# looking for a dirt track dio.



## CrazyHeadRacing (Feb 16, 2008)

anyone help me make one of these. or has one to sell i got a couple latemodels i want to put"on the track" im really looking...can some one help me....


----------



## CrazyHeadRacing (Feb 16, 2008)

does anyone know anything about this ? please...


----------



## Stangfreak (Jun 7, 2007)

*What kind of a dio are you looking to do ? One for display or more like a lay out of a full scale track of the scale cars you will be useing ?*


----------



## CrazyHeadRacing (Feb 16, 2008)

mustangman said:


> *What kind of a dio are you looking to do ? One for display or more like a lay out of a full scale track of the scale cars you will be useing ?*



like the corners of a track. like 3&4...... its just for 3 cars..... lmk


----------



## 69Stang (Sep 9, 2004)

Hey Crazy Head, looking for something like this? I built it to hld one 1:64 dirt car, but I left it so I could change out the cars as well, so no mounting holes drilled through the base.
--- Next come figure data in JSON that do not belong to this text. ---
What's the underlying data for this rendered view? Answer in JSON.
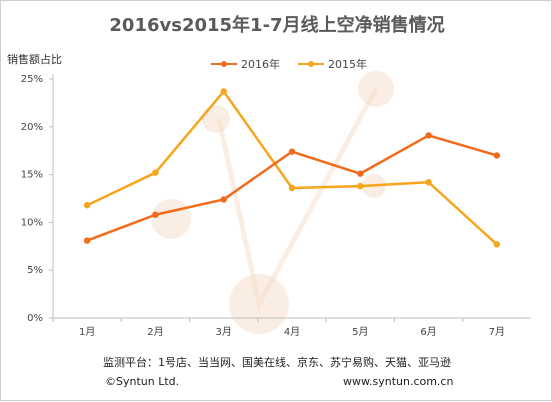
{
  "chart_data": {
    "type": "line",
    "title": "2016vs2015年1-7月线上空净销售情况",
    "ylabel": "销售额占比",
    "xlabel": "",
    "categories": [
      "1月",
      "2月",
      "3月",
      "4月",
      "5月",
      "6月",
      "7月"
    ],
    "y_ticks": [
      "0%",
      "5%",
      "10%",
      "15%",
      "20%",
      "25%"
    ],
    "ylim": [
      0,
      25
    ],
    "grid": false,
    "legend_position": "top-center",
    "series": [
      {
        "name": "2016年",
        "color": "#f26a1b",
        "values": [
          8.1,
          10.8,
          12.4,
          17.4,
          15.1,
          19.1,
          17.0
        ]
      },
      {
        "name": "2015年",
        "color": "#f7a51c",
        "values": [
          11.8,
          15.2,
          23.7,
          13.6,
          13.8,
          14.2,
          7.7
        ]
      }
    ]
  },
  "footer": {
    "source": "监测平台：1号店、当当网、国美在线、京东、苏宁易购、天猫、亚马逊",
    "copyright": "©Syntun Ltd.",
    "website": "www.syntun.com.cn"
  }
}
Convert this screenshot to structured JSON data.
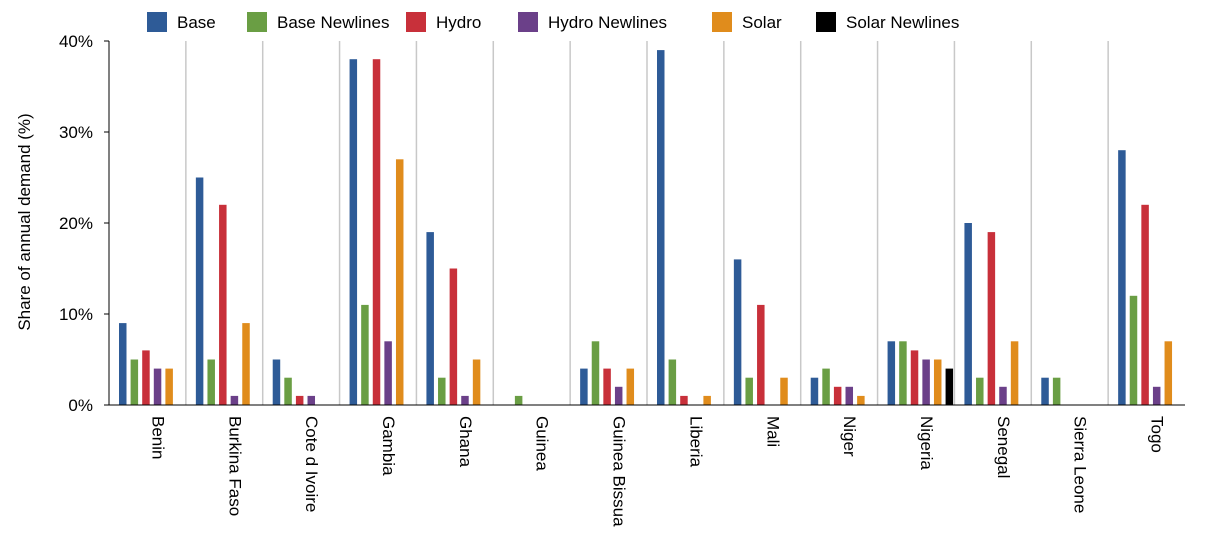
{
  "chart_data": {
    "type": "bar",
    "ylabel": "Share of annual demand (%)",
    "xlabel": "",
    "ylim": [
      0,
      40
    ],
    "yticks": [
      0,
      10,
      20,
      30,
      40
    ],
    "ytick_labels": [
      "0%",
      "10%",
      "20%",
      "30%",
      "40%"
    ],
    "legend_position": "top",
    "grid": "vertical separators between categories",
    "categories": [
      "Benin",
      "Burkina Faso",
      "Cote d Ivoire",
      "Gambia",
      "Ghana",
      "Guinea",
      "Guinea Bissua",
      "Liberia",
      "Mali",
      "Niger",
      "Nigeria",
      "Senegal",
      "Sierra Leone",
      "Togo"
    ],
    "series": [
      {
        "name": "Base",
        "color": "#2e5b97",
        "values": [
          9,
          25,
          5,
          38,
          19,
          0,
          4,
          39,
          16,
          3,
          7,
          20,
          3,
          28
        ]
      },
      {
        "name": "Base Newlines",
        "color": "#6a9e44",
        "values": [
          5,
          5,
          3,
          11,
          3,
          1,
          7,
          5,
          3,
          4,
          7,
          3,
          3,
          12
        ]
      },
      {
        "name": "Hydro",
        "color": "#c8303a",
        "values": [
          6,
          22,
          1,
          38,
          15,
          0,
          4,
          1,
          11,
          2,
          6,
          19,
          0,
          22
        ]
      },
      {
        "name": "Hydro Newlines",
        "color": "#6b4089",
        "values": [
          4,
          1,
          1,
          7,
          1,
          0,
          2,
          0,
          0,
          2,
          5,
          2,
          0,
          2
        ]
      },
      {
        "name": "Solar",
        "color": "#e08c1c",
        "values": [
          4,
          9,
          0,
          27,
          5,
          0,
          4,
          1,
          3,
          1,
          5,
          7,
          0,
          7
        ]
      },
      {
        "name": "Solar Newlines",
        "color": "#000000",
        "values": [
          0,
          0,
          0,
          0,
          0,
          0,
          0,
          0,
          0,
          0,
          4,
          0,
          0,
          0
        ]
      }
    ]
  }
}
I also have a love for the latemodels!



















Here are a few different angles showing just how much banking I built into it!




























I built this in a 100% Hot Wheels two car case. Stangfreak or I can talk you through it pretty easy. But your would need a larger case (maybe a 1:24 or 1:18 case) to create the turn look you want in 1:64.

I hope these pics offer some help or ideas.

Sincerely,
Ward


----------